Alla metà degli anni Trenta incontra e si innamora di Lenore Krasner – anche lei artista – che sposerà solo nel 1945. Quindi la coppia si trasferisce a Springs, Long Island, e la Krasner si dedica alla carriera del marito, diventando la sua principale promoter. Ed è qui, in un nuovo studio ampio come un capannone industriale, che Pollock potrà scoprire il “dripping”, lo sgocciolamento, e farne la sua propria modalità espressiva. Dai filmati e dalle foto a disposizione di questi atti creativi Pollock appare completamente immerso nell’atto stesso, senza soluzione di continuità tra l’uomo, l’artista, il sentire e l’espressione. L’artista si muove al ritmo della musica jazz e la creazione dell’opera entra a far parte dell’opera stessa.
L’ultimo periodo della vita del pittore del Wyoming fu il più difficile. L’esistenza complessa, fin dall’infanzia, turbata da problemi psichiatrici e di alcol continuava. Tra 1948 e 1950, periodo d’intensa attività, anche la rivista “Life” si domandò, retoricamente, se fosse lui l’artista americano più famoso, accostandolo ai grandi maestri europei quali Picasso, Miró, Rouault, Matisse.

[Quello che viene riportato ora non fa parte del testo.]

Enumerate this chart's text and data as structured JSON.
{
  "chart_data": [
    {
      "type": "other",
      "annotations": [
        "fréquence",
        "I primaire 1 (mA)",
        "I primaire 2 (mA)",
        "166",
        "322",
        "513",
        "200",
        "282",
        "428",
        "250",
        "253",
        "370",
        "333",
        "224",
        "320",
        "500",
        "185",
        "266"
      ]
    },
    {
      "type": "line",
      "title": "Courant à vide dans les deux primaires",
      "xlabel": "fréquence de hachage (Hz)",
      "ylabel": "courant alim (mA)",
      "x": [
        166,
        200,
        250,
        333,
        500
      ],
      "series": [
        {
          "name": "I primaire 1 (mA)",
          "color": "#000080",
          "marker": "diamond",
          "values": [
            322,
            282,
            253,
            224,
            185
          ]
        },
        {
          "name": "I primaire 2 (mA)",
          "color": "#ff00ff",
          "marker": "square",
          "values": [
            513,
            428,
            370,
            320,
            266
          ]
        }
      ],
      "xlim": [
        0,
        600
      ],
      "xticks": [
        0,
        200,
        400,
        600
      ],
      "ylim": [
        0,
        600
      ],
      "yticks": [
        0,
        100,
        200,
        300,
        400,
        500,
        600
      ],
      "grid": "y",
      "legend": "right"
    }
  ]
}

Jackson Pollock – Hans Namuth.

Di fatto è proprio la sua vita sregolata e assurda a interrompere prematuramente una sfolgorante carriera: l’11 agosto 1956, dopo l’ennesima notte brava, Pollock si schianta al volante della propria auto. Con lui muore una giovane donna, un’altra resta gravemente ferita.

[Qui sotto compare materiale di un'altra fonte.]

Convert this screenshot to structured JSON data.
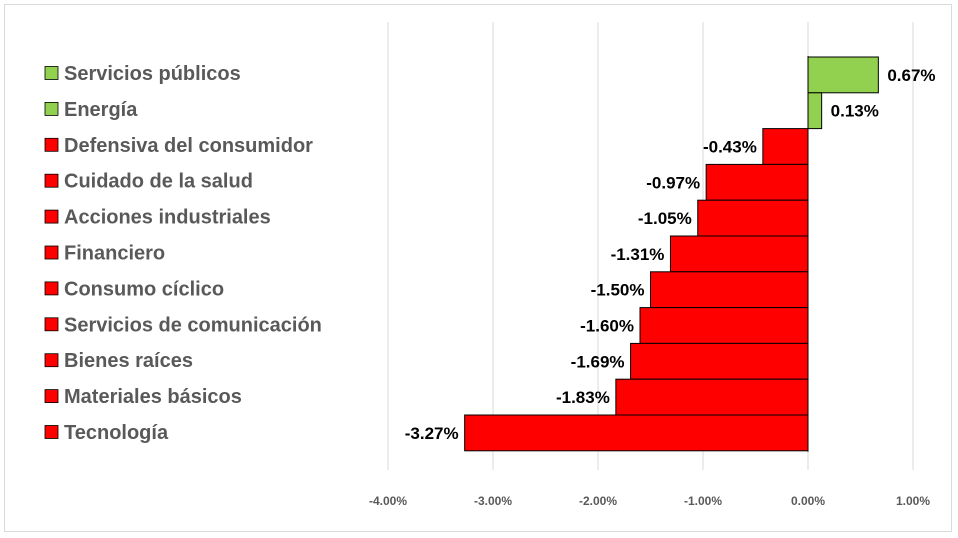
{
  "chart_data": {
    "type": "bar",
    "orientation": "horizontal",
    "categories": [
      "Servicios públicos",
      "Energía",
      "Defensiva del consumidor",
      "Cuidado de la salud",
      "Acciones industriales",
      "Financiero",
      "Consumo cíclico",
      "Servicios de comunicación",
      "Bienes raíces",
      "Materiales básicos",
      "Tecnología"
    ],
    "values": [
      0.67,
      0.13,
      -0.43,
      -0.97,
      -1.05,
      -1.31,
      -1.5,
      -1.6,
      -1.69,
      -1.83,
      -3.27
    ],
    "value_labels": [
      "0.67%",
      "0.13%",
      "-0.43%",
      "-0.97%",
      "-1.05%",
      "-1.31%",
      "-1.50%",
      "-1.60%",
      "-1.69%",
      "-1.83%",
      "-3.27%"
    ],
    "xlim": [
      -4,
      1
    ],
    "x_ticks": [
      -4,
      -3,
      -2,
      -1,
      0,
      1
    ],
    "x_tick_labels": [
      "-4.00%",
      "-3.00%",
      "-2.00%",
      "-1.00%",
      "0.00%",
      "1.00%"
    ],
    "colors": {
      "positive": "#92d050",
      "negative": "#ff0000",
      "grid": "#d9d9d9",
      "bar_border": "#000000"
    },
    "legend_position": "left",
    "grid": true,
    "title": "",
    "xlabel": "",
    "ylabel": ""
  }
}
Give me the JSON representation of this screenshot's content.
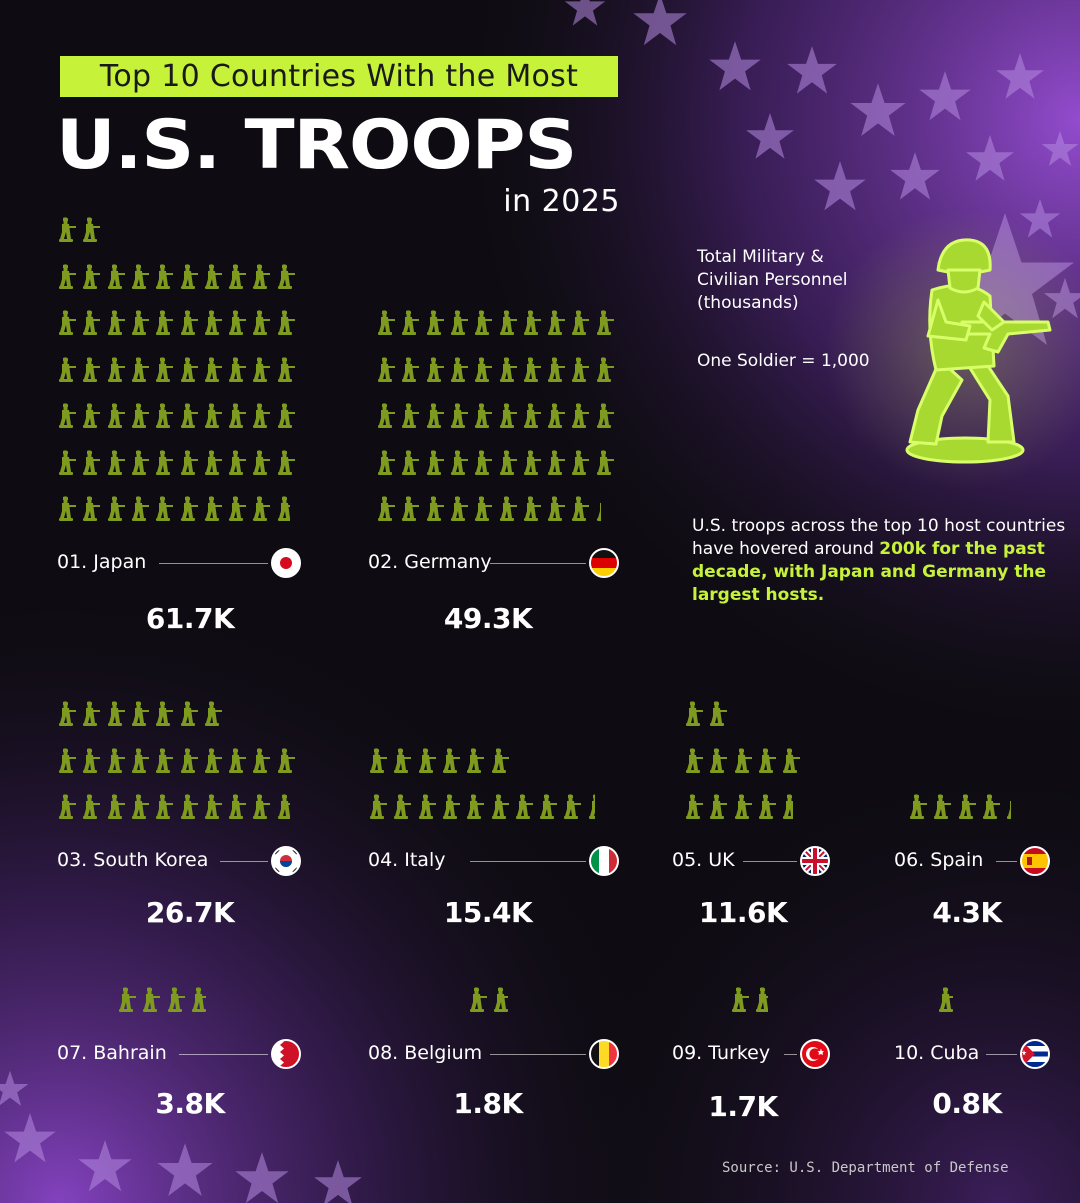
{
  "header": {
    "tagline": "Top 10 Countries With the Most",
    "title": "U.S. TROOPS",
    "year": "in 2025"
  },
  "legend": {
    "label": "Total Military &\nCivilian Personnel\n(thousands)",
    "unit": "One Soldier = 1,000"
  },
  "note": {
    "prefix": "U.S. troops across the top 10 host countries have hovered around ",
    "highlight": "200k for the past decade, with Japan and Germany the largest hosts."
  },
  "source": "Source: U.S. Department of Defense",
  "colors": {
    "accent": "#c6f23a",
    "soldier": "#7e9a1f",
    "purple": "#8a45c8"
  },
  "chart_data": {
    "type": "pictograph",
    "unit_value": 1000,
    "value_unit": "K",
    "countries": [
      {
        "rank": "01.",
        "name": "Japan",
        "label": "01. Japan",
        "value": 61.7,
        "display": "61.7K",
        "flag": "japan-flag"
      },
      {
        "rank": "02.",
        "name": "Germany",
        "label": "02. Germany",
        "value": 49.3,
        "display": "49.3K",
        "flag": "germany-flag"
      },
      {
        "rank": "03.",
        "name": "South Korea",
        "label": "03. South Korea",
        "value": 26.7,
        "display": "26.7K",
        "flag": "south-korea-flag"
      },
      {
        "rank": "04.",
        "name": "Italy",
        "label": "04. Italy",
        "value": 15.4,
        "display": "15.4K",
        "flag": "italy-flag"
      },
      {
        "rank": "05.",
        "name": "UK",
        "label": "05. UK",
        "value": 11.6,
        "display": "11.6K",
        "flag": "uk-flag"
      },
      {
        "rank": "06.",
        "name": "Spain",
        "label": "06. Spain",
        "value": 4.3,
        "display": "4.3K",
        "flag": "spain-flag"
      },
      {
        "rank": "07.",
        "name": "Bahrain",
        "label": "07. Bahrain",
        "value": 3.8,
        "display": "3.8K",
        "flag": "bahrain-flag"
      },
      {
        "rank": "08.",
        "name": "Belgium",
        "label": "08. Belgium",
        "value": 1.8,
        "display": "1.8K",
        "flag": "belgium-flag"
      },
      {
        "rank": "09.",
        "name": "Turkey",
        "label": "09. Turkey",
        "value": 1.7,
        "display": "1.7K",
        "flag": "turkey-flag"
      },
      {
        "rank": "10.",
        "name": "Cuba",
        "label": "10. Cuba",
        "value": 0.8,
        "display": "0.8K",
        "flag": "cuba-flag"
      }
    ]
  }
}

Sono passati oltre sessant’anni dalla sua morte, eppure il mito di Pollock resta inscalfibile e sempre attuale: a lui e alla sua arte è dedicata tutta la prima sezione della mostra romana.
Ma la mostra non è solo Pollock. Nella seconda sezione – Verso la Scuola di New York – ci si sofferma sulla generazione di pittori in America che si allontana dal realismo e dalla figurazione, vedendo nell’astratto il segno di un tempo nuovo come Arshile Gorky, William Baziotes, Robert Motherwell, tra i fondatori della “Scuola di New York”, Clyfford Still, Mark Tobey, Richard Pousette-Dart e tanti altri come Bradley Walker Tomlin tra i precursori, fin dai primi anni Quaranta, del nascente “Espressionismo astratto”.

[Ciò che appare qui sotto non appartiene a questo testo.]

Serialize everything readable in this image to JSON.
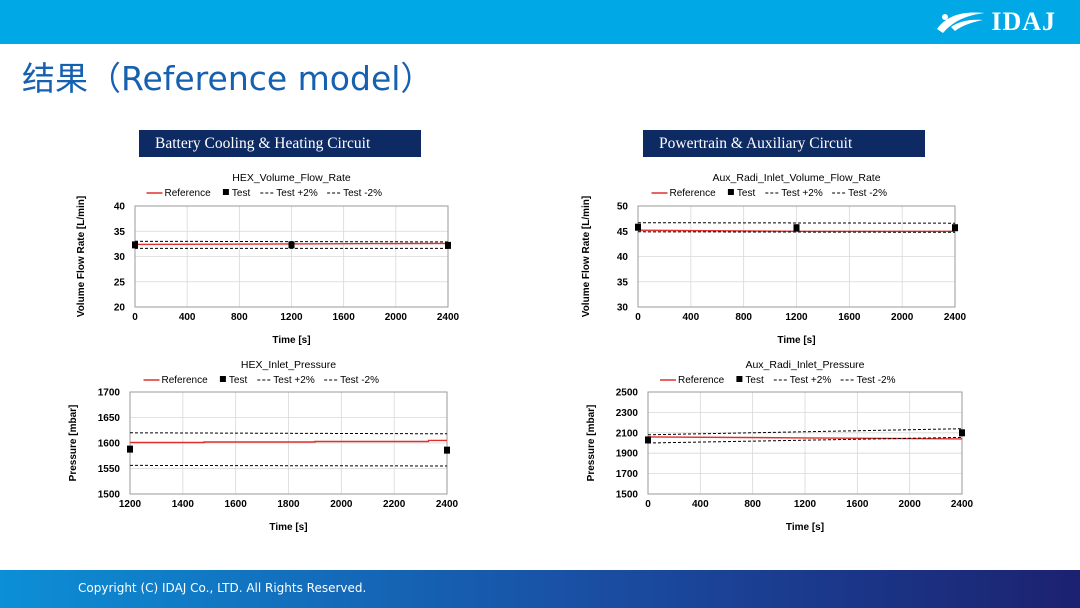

La Terza sezione si concentra su Kline. I suoi dipinti di grandi dimensioni modulati prevalentemente sul bianco e nero, più raramente di altri colori. Kline, insieme a Pollock, Rothko e de Kooning è considerato tra i massimi interpreti della “Scuola di New York”.

Pollock e la Scuola Americana – Una foto della mostra.

Nella Quarta sezione – “Dall’Espressionismo astratto ai Color Field”, la pittura si dirige rapidamente verso la smaterializzazione. Nella Quinta sezione, dedicata a Willem de Kooning, l’artista sempre vicino all’Action Painting, ma mai completamente espressionista astratto, pur abbracciandone i principi teorici non abbandona la figurazione. Resta famoso soprattutto per la serie Woman I, ciclo dedicato alla figura femminile. Mentre nella sesta e ultima sezione dal titolo “Mark Rothko” il focus è sul pittore dall’approccio lirico e mistico. Nei suoi quadri ci sono pennellate estese di colore che tracciano soprattutto rettangoli luminosi e vibranti.